Qodsna: What is your opinion about the role of the Persian Gulf Arab countries in the formation of terrorist groups?

 

I am not an expert on this topic, nor is it easy to assess, given the role of secret and disguised behavior of Persian Gulf Arab countries. For many years, Saudi Arabia invested many billions in support of madrassas in Asian Sunni countries that encouraged Salafi versions of political extremism that inspired terrorist organizations and political agendas and also led to an increased reliance on state terrorist tactics and weaponry in carrying on counterterrorist warfare regionally. It is my impression that the lower profile military engagement by the U.S. during the Trump presidency led the Gulf Arab governments to be more regionally cautious, seemingly worried about escalation, and full-fledged regional war.
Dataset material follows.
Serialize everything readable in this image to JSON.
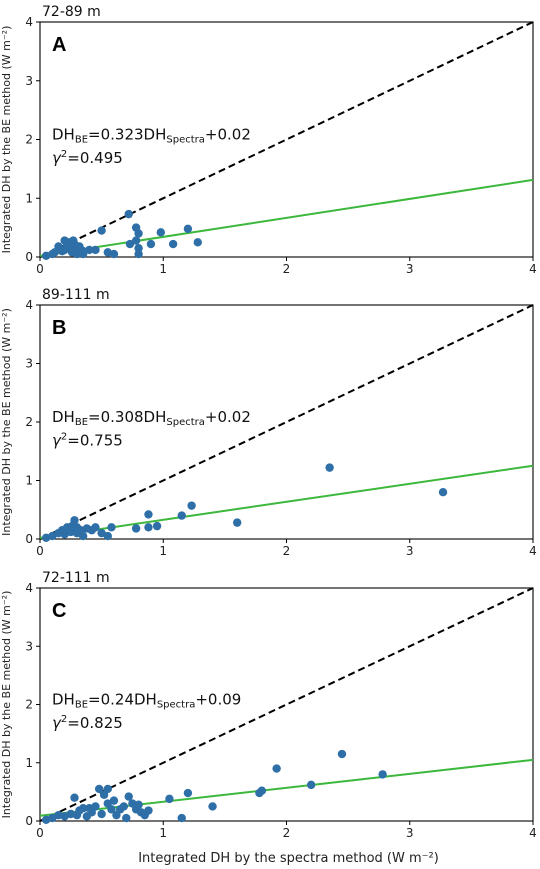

Illustrative of a more cautious Gulf style of confrontation was the muted response to the drone attack attributed to Yemen, but with Iranian weaponry and alleged support on the state-owned Saudi Aramco oil processing facilities located at Abqaiq in eastern Saudi Arabia. Whether Biden will revive American participation in the Nuclear Program Agreement in Iran, ending sanctions, will affect how Persian Gulf Arab governments deal with anti-Iranian terrorist organizations. As always, expectations about such behavior should be tentative as many uncertainties loom on the road ahead.